Lucas Holter

Spa water may be a regular target of jokes among Yalies in the Facebook group “Yale Memes for Special Snowflake Teens” and beyond, but Yale Hospitality continues to tout its positive benefits.

The spa water program — described by Yale Hospitality’s website as water “infused with fresh fruit” — began in the Commons dining hall 12 years ago and first became available in residential college dining halls in 2013. Since then, sugary beverage consumption has decreased 35 percent, according to Yale Hospitality Communications Manager Melissa Roberts. Spa water’s first full year in residential dining halls — in the 2013–14 school year — accounted for much of that decrease, landing at a 28 percent reduction in sugary beverage consumption. While there could be other factors that contributed to the drop, Yale Hospitality administrators believe the introduction of spa water played a large role in the reduction.

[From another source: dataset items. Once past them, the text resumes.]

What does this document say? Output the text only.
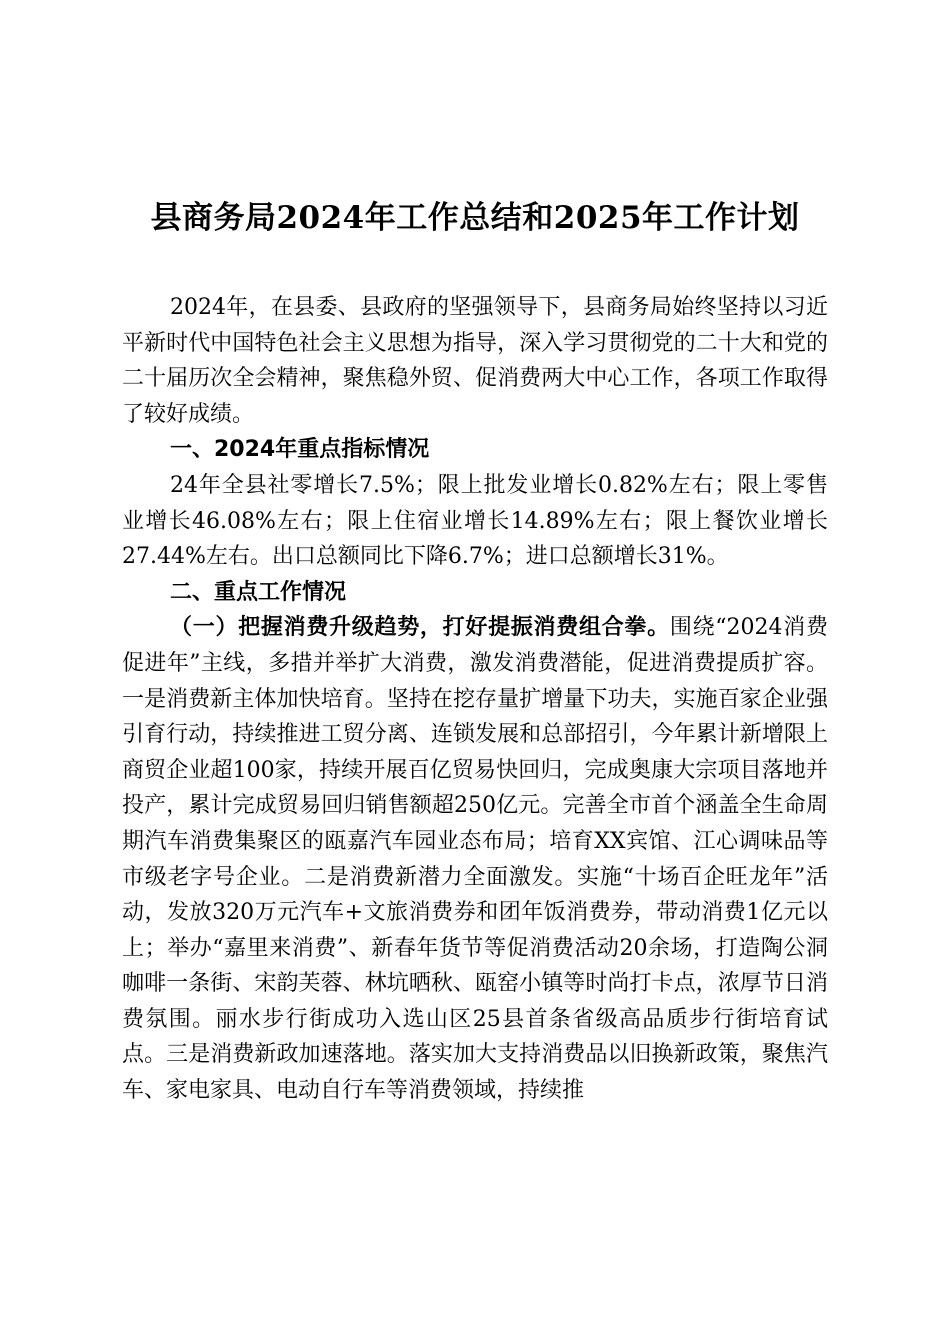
县商务局2024年工作总结和2025年工作计划

2024年，在县委、县政府的坚强领导下，县商务局始终坚持以习近平新时代中国特色社会主义思想为指导，深入学习贯彻党的二十大和党的二十届历次全会精神，聚焦稳外贸、促消费两大中心工作，各项工作取得了较好成绩。

一、2024年重点指标情况

24年全县社零增长7.5%；限上批发业增长0.82%左右；限上零售业增长46.08%左右；限上住宿业增长14.89%左右；限上餐饮业增长27.44%左右。出口总额同比下降6.7%；进口总额增长31%。

二、重点工作情况

（一）把握消费升级趋势，打好提振消费组合拳。围绕“2024消费促进年”主线，多措并举扩大消费，激发消费潜能，促进消费提质扩容。一是消费新主体加快培育。坚持在挖存量扩增量下功夫，实施百家企业强引育行动，持续推进工贸分离、连锁发展和总部招引，今年累计新增限上商贸企业超100家，持续开展百亿贸易快回归，完成奥康大宗项目落地并投产，累计完成贸易回归销售额超250亿元。完善全市首个涵盖全生命周期汽车消费集聚区的瓯嘉汽车园业态布局；培育XX宾馆、江心调味品等市级老字号企业。二是消费新潜力全面激发。实施“十场百企旺龙年”活动，发放320万元汽车+文旅消费券和团年饭消费券，带动消费1亿元以上；举办“嘉里来消费”、新春年货节等促消费活动20余场，打造陶公洞咖啡一条街、宋韵芙蓉、林坑晒秋、瓯窑小镇等时尚打卡点，浓厚节日消费氛围。丽水步行街成功入选山区25县首条省级高品质步行街培育试点。三是消费新政加速落地。落实加大支持消费品以旧换新政策，聚焦汽车、家电家具、电动自行车等消费领域，持续推
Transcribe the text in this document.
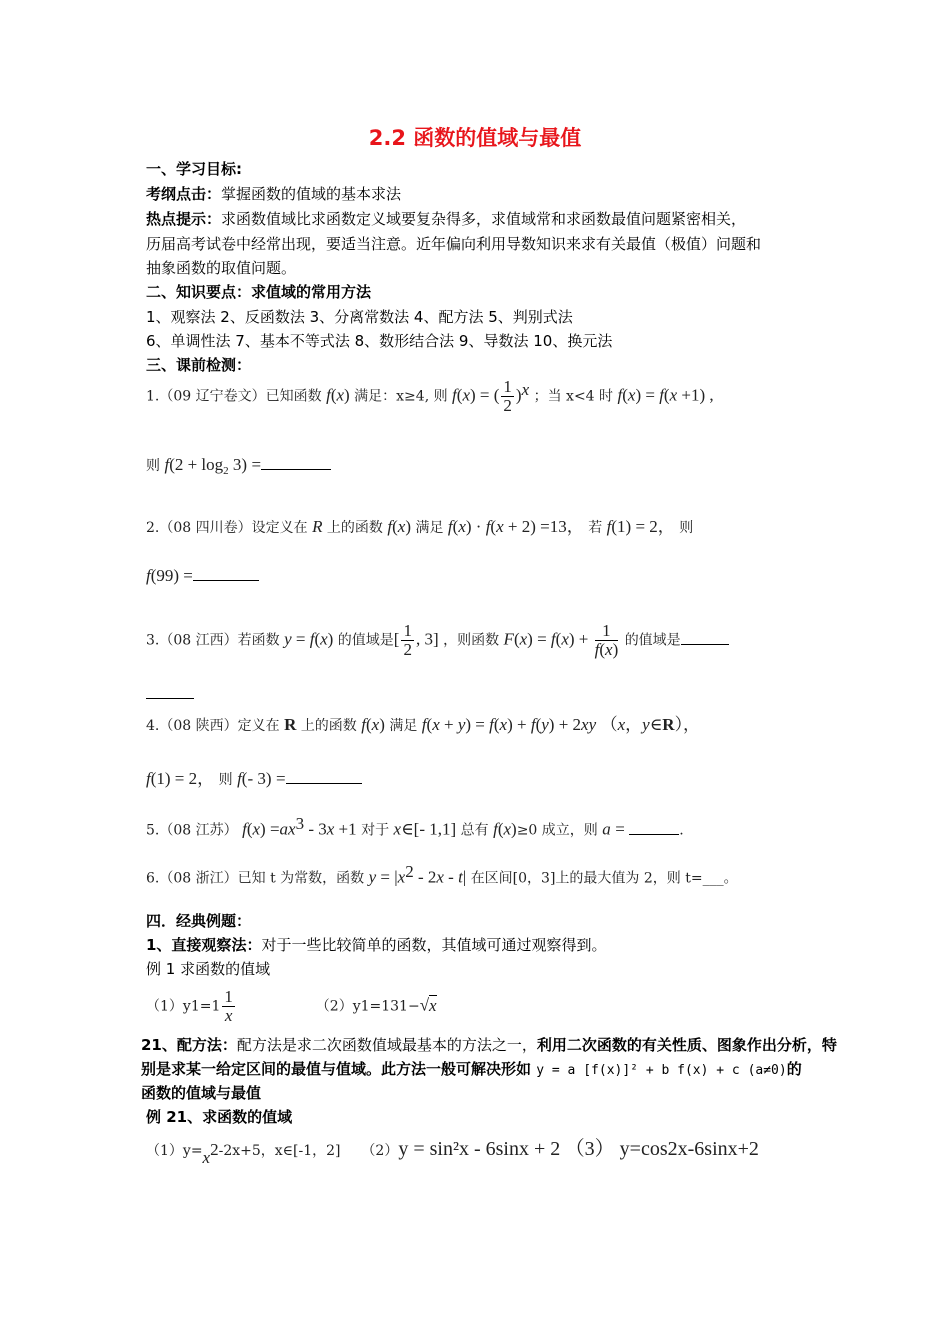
2.2 函数的值域与最值
一、学习目标:
考纲点击：掌握函数的值域的基本求法
热点提示：求函数值域比求函数定义域要复杂得多，求值域常和求函数最值问题紧密相关，
历届高考试卷中经常出现，要适当注意。近年偏向利用导数知识来求有关最值（极值）问题和
抽象函数的取值问题。
二、知识要点：求值域的常用方法
1、观察法 2、反函数法 3、分离常数法 4、配方法 5、判别式法
6、单调性法 7、基本不等式法 8、数形结合法 9、导数法 10、换元法
三、课前检测：
1.（09 辽宁卷文）已知函数 f(x) 满足：x≥4, 则 f(x) = ( $\frac{1}{2} )^x$ ；当 x<4 时 f(x) = f(x +1) ,
则 $f(2 + \log_2 3)$ =
2.（08 四川卷）设定义在 R 上的函数 f(x) 满足 f(x) · f(x + 2) =13， 若 f(1) = 2， 则
f(99) =
3.（08 江西）若函数 y = f(x) 的值域是[ $\frac{1}{2}$ , 3] ，则函数 $F(x) = f(x) + \frac{1}{f(x)}$ 的值域是
4.（08 陕西）定义在 R 上的函数 f(x) 满足 f(x + y) = f(x) + f(y) + 2xy （x，y∈R），
f(1) = 2， 则 f(- 3) =
5.（08 江苏） $f(x) =ax^3 - 3x +1$ 对于 x∈[- 1,1] 总有 f(x)≥0 成立，则 a =	.
6.（08 浙江）已知 t 为常数，函数 $y = |x^2 - 2x - t|$ 在区间[0，3]上的最大值为 2，则 t=___。
四．经典例题：
1、直接观察法：对于一些比较简单的函数，其值域可通过观察得到。
例 1 求函数的值域
$(1)y1=1 \frac{1}{x}$	（2）y1=131−√x
21、配方法：配方法是求二次函数值域最基本的方法之一，利用二次函数的有关性质、图象作出分析，特
别是求某一给定区间的最值与值域。此方法一般可解决形如 y = a [f(x)]² + b f(x) + c (a≠0)的
函数的值域与最值
例 21、求函数的值域
$(1)y=x^2-2x+5$，x∈[-1，2] （2）y = sin²x - 6sinx + 2 （3） y=cos2x-6sinx+2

“Offering spa water aligns with Hospitality’s ‘better for you’ approach to dining,” wrote Roberts in an email to the News. “Having healthier options available for our students and guests is intended to help direct positive lifestyle choices and changes in diet towards overall good health.”

In January, Yale Hospitality awarded Timothy Dwight College with a recognition for reducing sugary beverage consumption by 41 percent over the previous year. Rose Colon — the employee responsible for the spa water’s presentation — received special recognition.

According to Yale Hospitality’s website, spa water is an essential component of the organization’s sugar reduction program. It enthusiastically adds that spa water “refreshes, boosts energy, helps maintain good health, and tastes great!”

Roberts said that sugary beverage consumption — the category that Yale Hospitality tracked — only includes drinks with sugar and therefore excludes seltzers and diet sodas. Roberts added that Yale Hospitality also monitors the use of animal proteins, seafood, legumes, grains and produce, and makes adjustments “accordingly.”

Allison Arnett, Yale Hospitality wellness manager and dietitian, pointed to CDC data stating that, on average, U.S. youth consume 143 calories daily from “sugar-sweetened beverages.” More broadly, sugar-sweetened beverages are one of the primary sources of added sugar in American diets. According to the CDC, regular consumption of sodas is linked to a variety of negative health effects, including obesity, heart disease, tooth decay and gout.

“The students have options but are selecting this based upon preference or desire for less sugar-sweetened drinks,” Arnett wrote. “The water is beautifully presented across campus and a great source of pride for our team members who are responsible for the daily presentation.”

As the spa water program predates Arnett’s tenure with Yale Hospitality, she credited Director of Sustainability and Supply Management Gerry Remer for its initial implementation.

John Lignelli ’23, an avid spa water consumer, told the News that he agrees with Yale Hospitality’s characterization of the beverage.

“I think it’s kinda dually healthy for you in that you’re drinking water, and you’re also getting whatever kinds of antioxidants and vitamins are in the water due to the fruits they put in it,” he said.

While Lignelli added he would “probably go for water anyway” over a sugary beverage from the soda fountain, he said he chooses spa water instead of regular water because he appreciates its taste.

Lignelli noted that the spa water’s set-up can make a large difference in his choice to drink it. For example, he said that he values the placement of additional cups next to the spa water in Berkeley College. He has recently noticed a lack of cups next to the spa water in Davenport College — over the last two to three weeks — which he believes might disincentivize possible spa water drinkers.

Each college makes different decisions regarding the location and setup of its spa water installation, particularly depending on spatial restraints. For example, Davenport locates spa water inside the servery, whereas Berkeley places it near the entrance to the food area.

Yale Dining serves over 14,000 meals each day.